Namun malamnya, saat aku pulang dengan rasa bersalah, Kak Bulan membuka pintu dengan senyum hangat dan berkata, "Maaf ya, Kakak terlalu keras. Tapi satu hal, sepatu yang kamu pengen, Kakak yang beliin."

Hari itu ulang tahunku. Kak Bulan bilang ia akan pulang terlambat. Aku hanya tersenyum, lalu bekerja seperti biasa.

Sore hari, saat aku sampai rumah, berita mengejutkan muncul di televisi.
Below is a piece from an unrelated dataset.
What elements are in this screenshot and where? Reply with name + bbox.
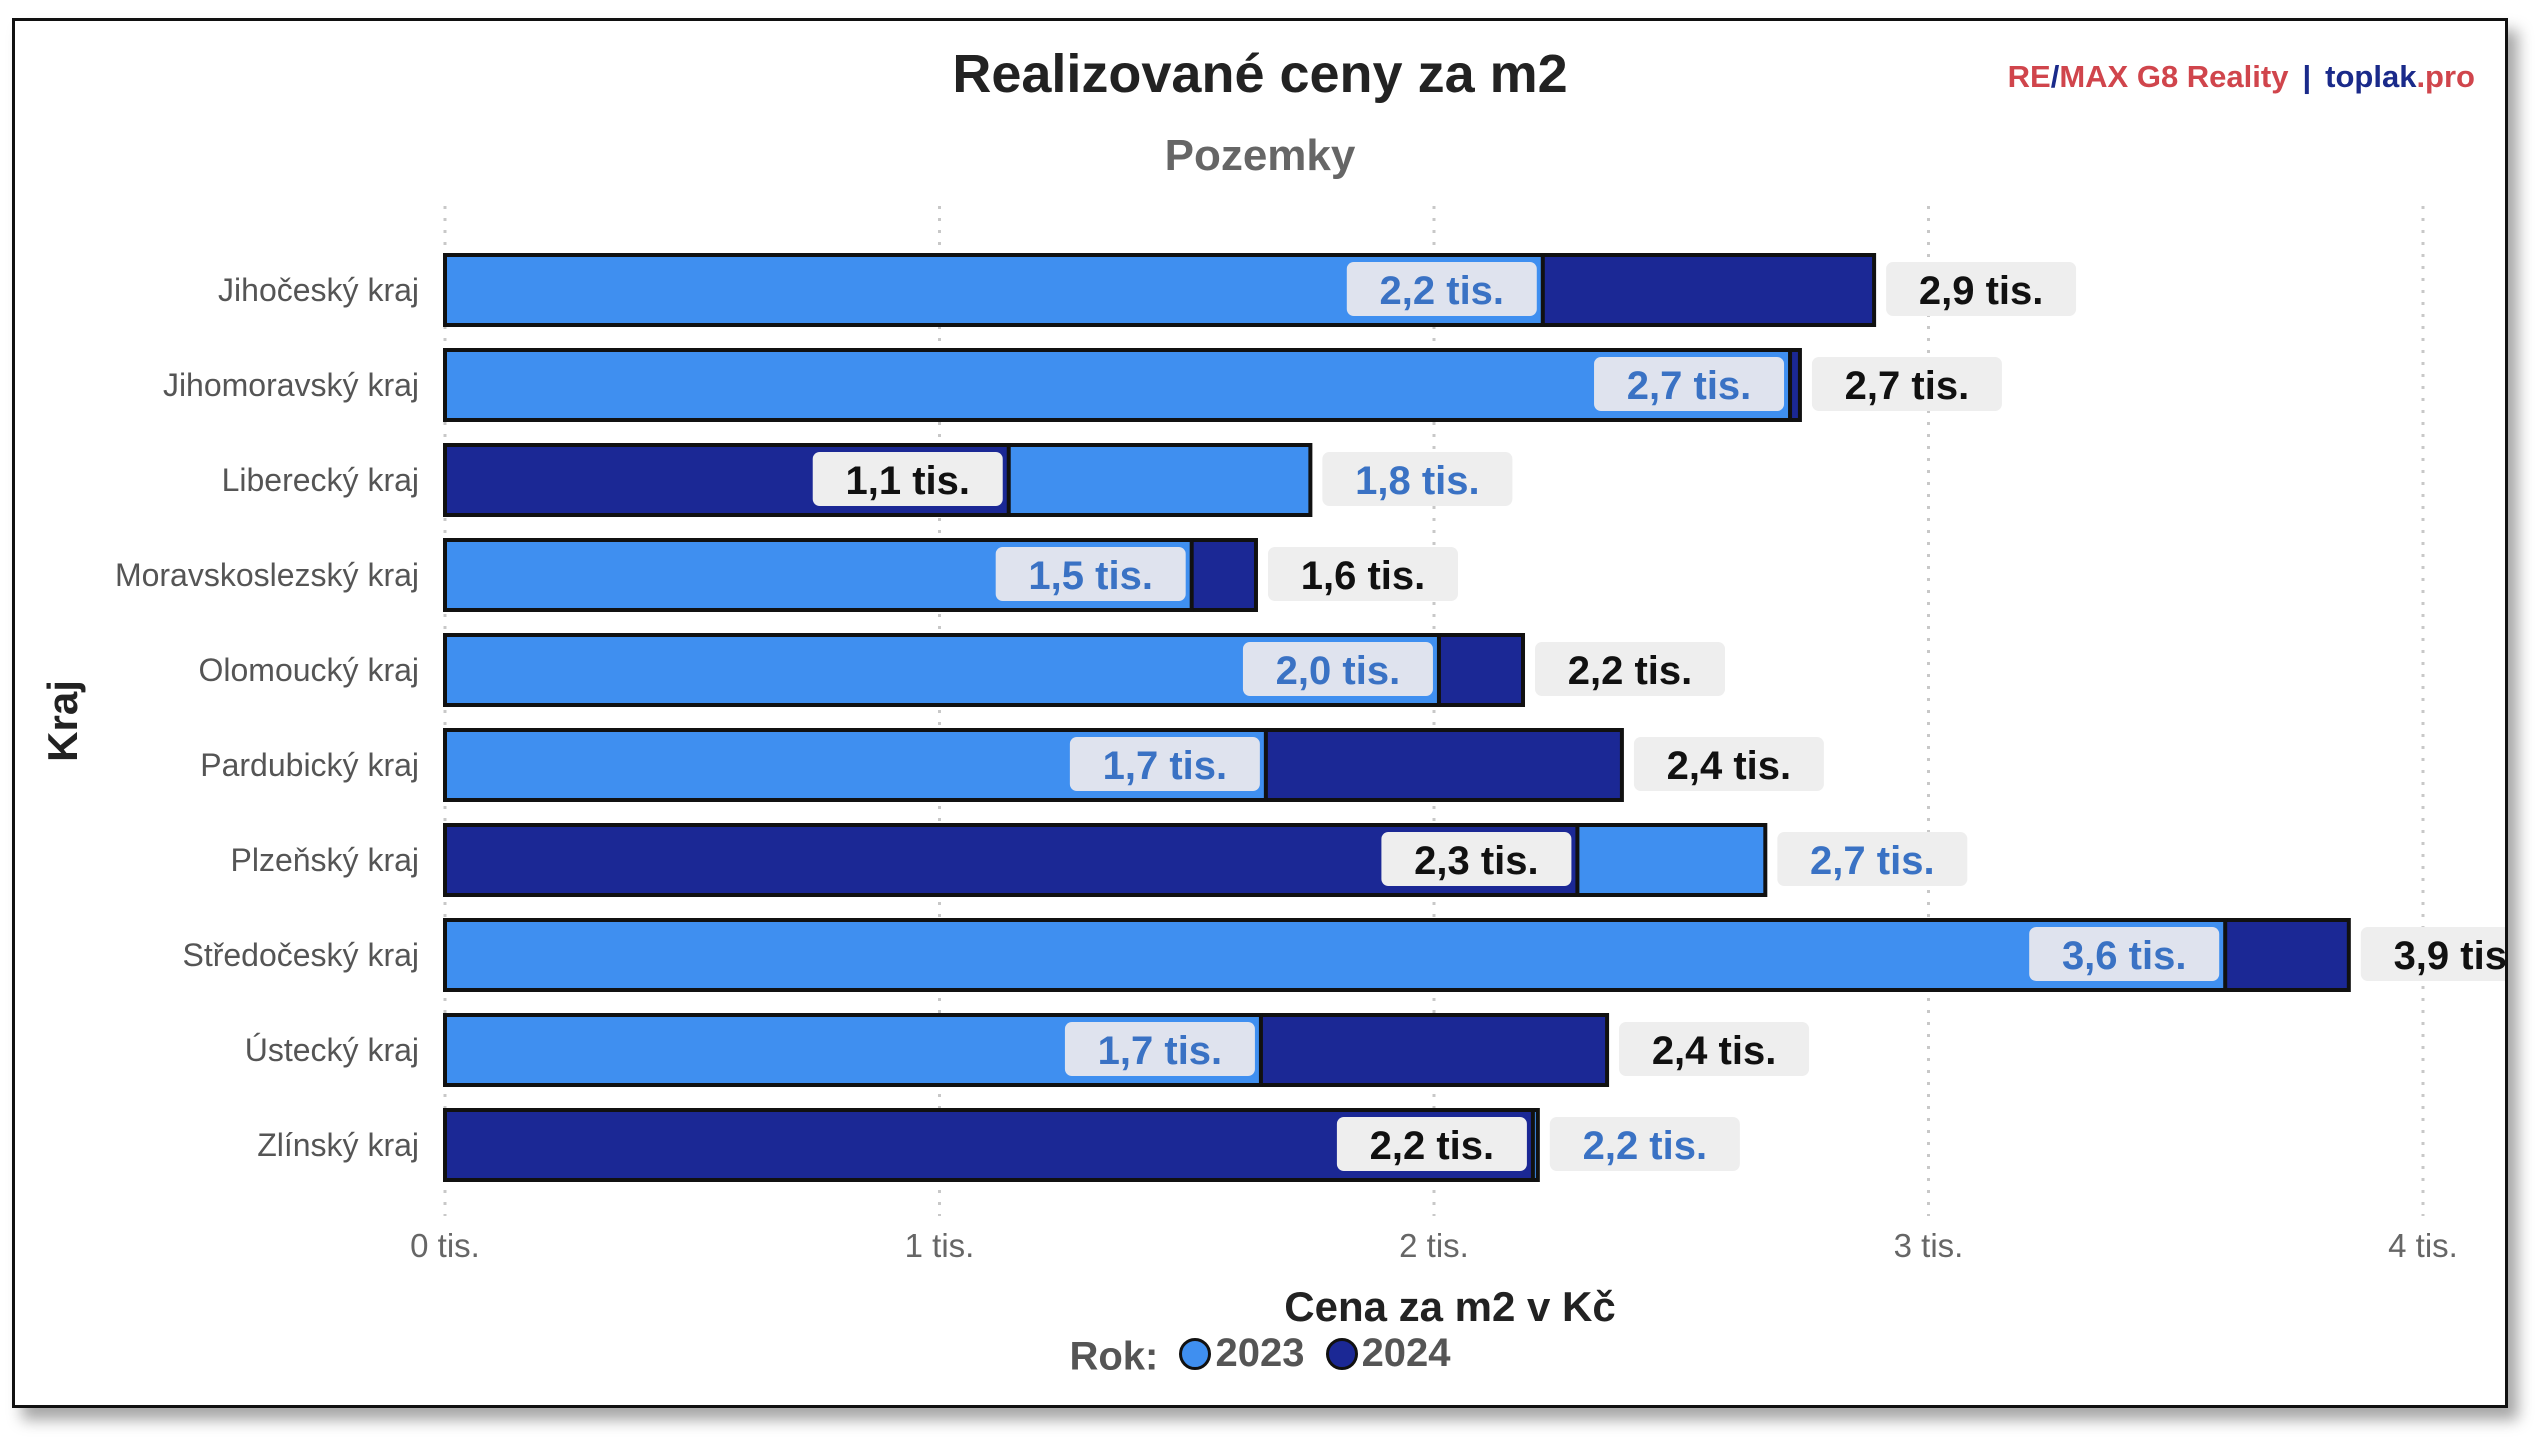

Kebakaran besar terjadi di mal tempat Kak Bulan bekerja. Aku panik. Kutelpon berkali-kali, tapi tak diangkat. Dengan gemetar aku berlari ke lokasi itu

Semua terasa sakit. Aku hanya ingat tubuhku lemas ketika dua petugas membawa jenazah perempuan yang memeluk sesuatu. Itu Kak Bulan.

Tangisku pecah saat menyentuh tubuhnya. Tapi yang membuat air mataku jatuh makin deras adalah dalam pelukannya, sepasang sepatu. Sepatu yang kupinta, yang ia janjikan untuk kuberi di ulang tahunku.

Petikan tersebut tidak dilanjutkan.